The Arts

The Hyperpiano

taylor

In October, campus concertgoers heard something no music lover had ever heard before: the hyperpiano.

The invention of UW music professor Christopher Taylor, the hyperpiano features a custom-built, two-keyboard console linked electronically to two separate, normal pianos fitted with special player mechanisms. That structure offers players a much broader range of possibilities than a standard piano does.

Taylor developed the instrument on campus, working at the Morgridge Institute in the Wisconsin Institutes for Discovery.

“Thanks to the way in which the instrument’s musical information gets relayed in digital form,” Taylor says, “it will be possible not only to span intervals with a single hand far beyond the reach of a normal hand on an ordinary piano, but [also] to play rapid passages in which every tone one hears is actually a 10-note composite chord.
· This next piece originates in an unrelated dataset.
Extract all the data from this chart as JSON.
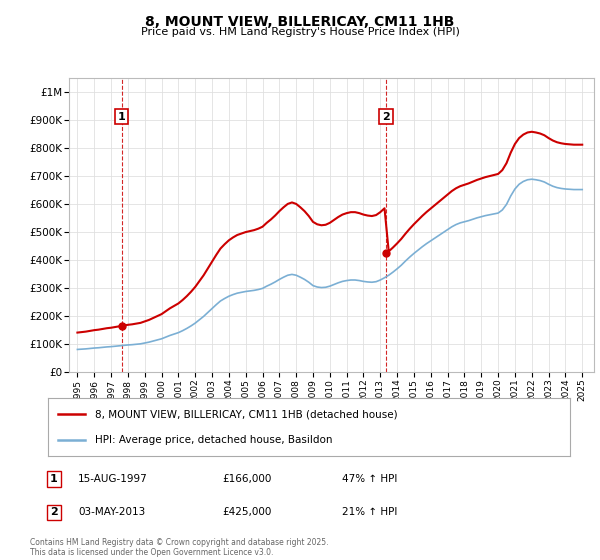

The ability to produce musical sounds emanating from two opposite sides of the stage will also open up a range of appealing possibilities.”

Taylor played one of his signature pieces: Bach’s “Goldberg Variations,” the composition that helped make his reputation as a leading concert pianist.

“Given that I will be extremely busy with final refinements and debugging of the instrument’s internal software, I won’t have time to learn anything new,” he said before the concert. “But plans are afoot for new compositions and arrangements, by myself and also other composers.”